Yours, yours, yours, he would say.
And then the globe would shrink to a marble, a mere plaything for Demelza and her sisters. The world no longer felt like a trinket; if anything, Demelza felt as though she were a toy within it. Perhaps her father would make her see differently.
“I will see him,” she said.
The attendant nodded. “He will appear shortly.”
Moments later, the wall beside her vanity began to glow. The outline of the bricks took on a silver gleam. The air thrummed with magic as the bricks shivered apart. Bits of dust and mortar fell to the floor as a window appeared upon the once blank wall. The window was shaped like a large oval, with gilding around its border as if it initially dreamt of being an ornate mirror before it had changed its mind at the last minute.
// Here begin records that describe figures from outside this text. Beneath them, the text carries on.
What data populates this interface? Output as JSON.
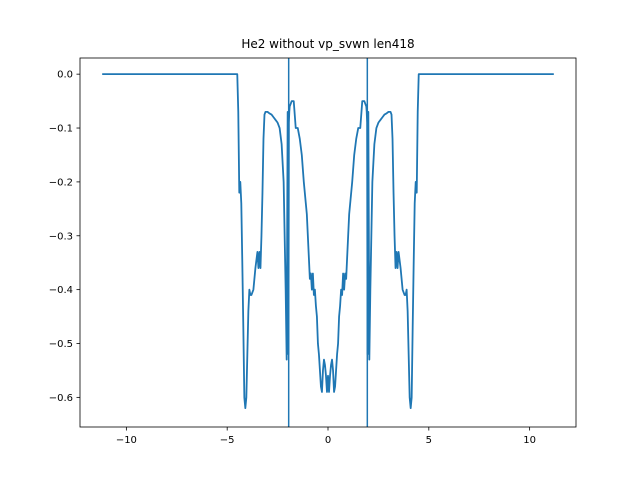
{
  "chart_data": {
    "type": "line",
    "title": "He2 without vp_svwn len418",
    "xlabel": "",
    "ylabel": "",
    "xlim": [
      -12.3,
      12.3
    ],
    "ylim": [
      -0.655,
      0.03
    ],
    "xticks": [
      -10,
      -5,
      0,
      5,
      10
    ],
    "xtick_labels": [
      "−10",
      "−5",
      "0",
      "5",
      "10"
    ],
    "yticks": [
      0.0,
      -0.1,
      -0.2,
      -0.3,
      -0.4,
      -0.5,
      -0.6
    ],
    "ytick_labels": [
      "0.0",
      "−0.1",
      "−0.2",
      "−0.3",
      "−0.4",
      "−0.5",
      "−0.6"
    ],
    "grid": false,
    "legend": "none",
    "vlines": [
      -1.95,
      1.95
    ],
    "colors": {
      "line": "#1f77b4",
      "vline": "#1f77b4",
      "axes": "#000000"
    },
    "series": [
      {
        "x": [
          -11.2,
          -4.5,
          -4.45,
          -4.4,
          -4.35,
          -4.3,
          -4.25,
          -4.2,
          -4.15,
          -4.1,
          -4.05,
          -4.0,
          -3.95,
          -3.9,
          -3.85,
          -3.8,
          -3.7,
          -3.6,
          -3.5,
          -3.45,
          -3.4,
          -3.35,
          -3.3,
          -3.25,
          -3.2,
          -3.15,
          -3.1,
          -3.0,
          -2.9,
          -2.8,
          -2.7,
          -2.6,
          -2.5,
          -2.4,
          -2.3,
          -2.2,
          -2.1,
          -2.05,
          -2.0,
          -1.98,
          -1.96,
          -1.94,
          -1.92,
          -1.9,
          -1.85,
          -1.8,
          -1.7,
          -1.6,
          -1.5,
          -1.4,
          -1.3,
          -1.2,
          -1.1,
          -1.05,
          -1.0,
          -0.95,
          -0.9,
          -0.85,
          -0.8,
          -0.75,
          -0.7,
          -0.65,
          -0.6,
          -0.55,
          -0.5,
          -0.45,
          -0.4,
          -0.35,
          -0.3,
          -0.25,
          -0.2,
          -0.15,
          -0.1,
          -0.05,
          0.0,
          0.05,
          0.1,
          0.15,
          0.2,
          0.25,
          0.3,
          0.35,
          0.4,
          0.45,
          0.5,
          0.55,
          0.6,
          0.65,
          0.7,
          0.75,
          0.8,
          0.85,
          0.9,
          0.95,
          1.0,
          1.05,
          1.1,
          1.2,
          1.3,
          1.4,
          1.5,
          1.6,
          1.7,
          1.8,
          1.85,
          1.9,
          1.92,
          1.94,
          1.96,
          1.98,
          2.0,
          2.05,
          2.1,
          2.2,
          2.3,
          2.4,
          2.5,
          2.6,
          2.7,
          2.8,
          2.9,
          3.0,
          3.1,
          3.15,
          3.2,
          3.25,
          3.3,
          3.35,
          3.4,
          3.45,
          3.5,
          3.6,
          3.7,
          3.8,
          3.85,
          3.9,
          3.95,
          4.0,
          4.05,
          4.1,
          4.15,
          4.2,
          4.25,
          4.3,
          4.35,
          4.4,
          4.45,
          4.5,
          11.2
        ],
        "y": [
          0.0,
          0.0,
          -0.07,
          -0.22,
          -0.2,
          -0.24,
          -0.35,
          -0.47,
          -0.6,
          -0.62,
          -0.6,
          -0.52,
          -0.44,
          -0.4,
          -0.41,
          -0.41,
          -0.4,
          -0.36,
          -0.33,
          -0.36,
          -0.33,
          -0.36,
          -0.3,
          -0.22,
          -0.12,
          -0.075,
          -0.07,
          -0.07,
          -0.073,
          -0.075,
          -0.08,
          -0.085,
          -0.09,
          -0.1,
          -0.13,
          -0.2,
          -0.4,
          -0.53,
          -0.07,
          -0.08,
          -0.52,
          -0.09,
          -0.07,
          -0.06,
          -0.055,
          -0.05,
          -0.05,
          -0.1,
          -0.1,
          -0.12,
          -0.15,
          -0.2,
          -0.24,
          -0.26,
          -0.3,
          -0.34,
          -0.38,
          -0.37,
          -0.4,
          -0.37,
          -0.41,
          -0.4,
          -0.43,
          -0.45,
          -0.5,
          -0.52,
          -0.55,
          -0.58,
          -0.59,
          -0.55,
          -0.53,
          -0.54,
          -0.56,
          -0.59,
          -0.56,
          -0.59,
          -0.56,
          -0.54,
          -0.53,
          -0.55,
          -0.59,
          -0.58,
          -0.55,
          -0.52,
          -0.5,
          -0.45,
          -0.43,
          -0.4,
          -0.41,
          -0.37,
          -0.4,
          -0.37,
          -0.38,
          -0.34,
          -0.3,
          -0.26,
          -0.24,
          -0.2,
          -0.15,
          -0.12,
          -0.1,
          -0.1,
          -0.05,
          -0.05,
          -0.055,
          -0.06,
          -0.07,
          -0.09,
          -0.52,
          -0.08,
          -0.07,
          -0.53,
          -0.4,
          -0.2,
          -0.13,
          -0.1,
          -0.09,
          -0.085,
          -0.08,
          -0.075,
          -0.073,
          -0.07,
          -0.07,
          -0.075,
          -0.12,
          -0.22,
          -0.3,
          -0.36,
          -0.33,
          -0.36,
          -0.33,
          -0.36,
          -0.4,
          -0.41,
          -0.41,
          -0.4,
          -0.44,
          -0.52,
          -0.6,
          -0.62,
          -0.6,
          -0.47,
          -0.35,
          -0.24,
          -0.2,
          -0.22,
          -0.07,
          0.0,
          0.0
        ]
      }
    ]
  }
}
Though there appeared to be no pane of glass, there was an uncanny iridescence to the air that suggested the boundary was not to be crossed. It had not been there the last time she had spoken to her parents and Demelza wondered if Queen Yzara and King Eustis had insisted upon certain conditions before Prava could see her. At first, nothing appeared on the other side of the window but a swirl of smoke… and then slowly, shapes coalesced. Her father’s study, with its teetering piles of cobwebbed books. An astrolabe on a bone table. And then, finally, Prava, who sat in his favorite armchair.
“Oh, my Demelza,” he said, sniffing. He withdrew a handkerchief from his sleeve and blew his nose loudly. Even though he could not be a wedding guest, he had still dressed for the occasion. His hair, a duller version of her own, was combed back. He wore a worn-looking suit, with buttons shaped like teeth fastened down the front. Demelza looked a bit closer. Never mind, those were actual teeth.
“Hello, Father,” she said.
She had not forgiven him for asking to carve out her heart, but he was her father and she loved him and affection crept into her voice whether she wanted it to or not.
“I can’t believe you are to be married and I am not permitted to be there!” he fumed. “Who’s to walk you down the aisle? Because if it’s Eustis, that starry-eyed sack of flour, I shall burn down this Isle—”
“Mother is walking me,” said Demelza.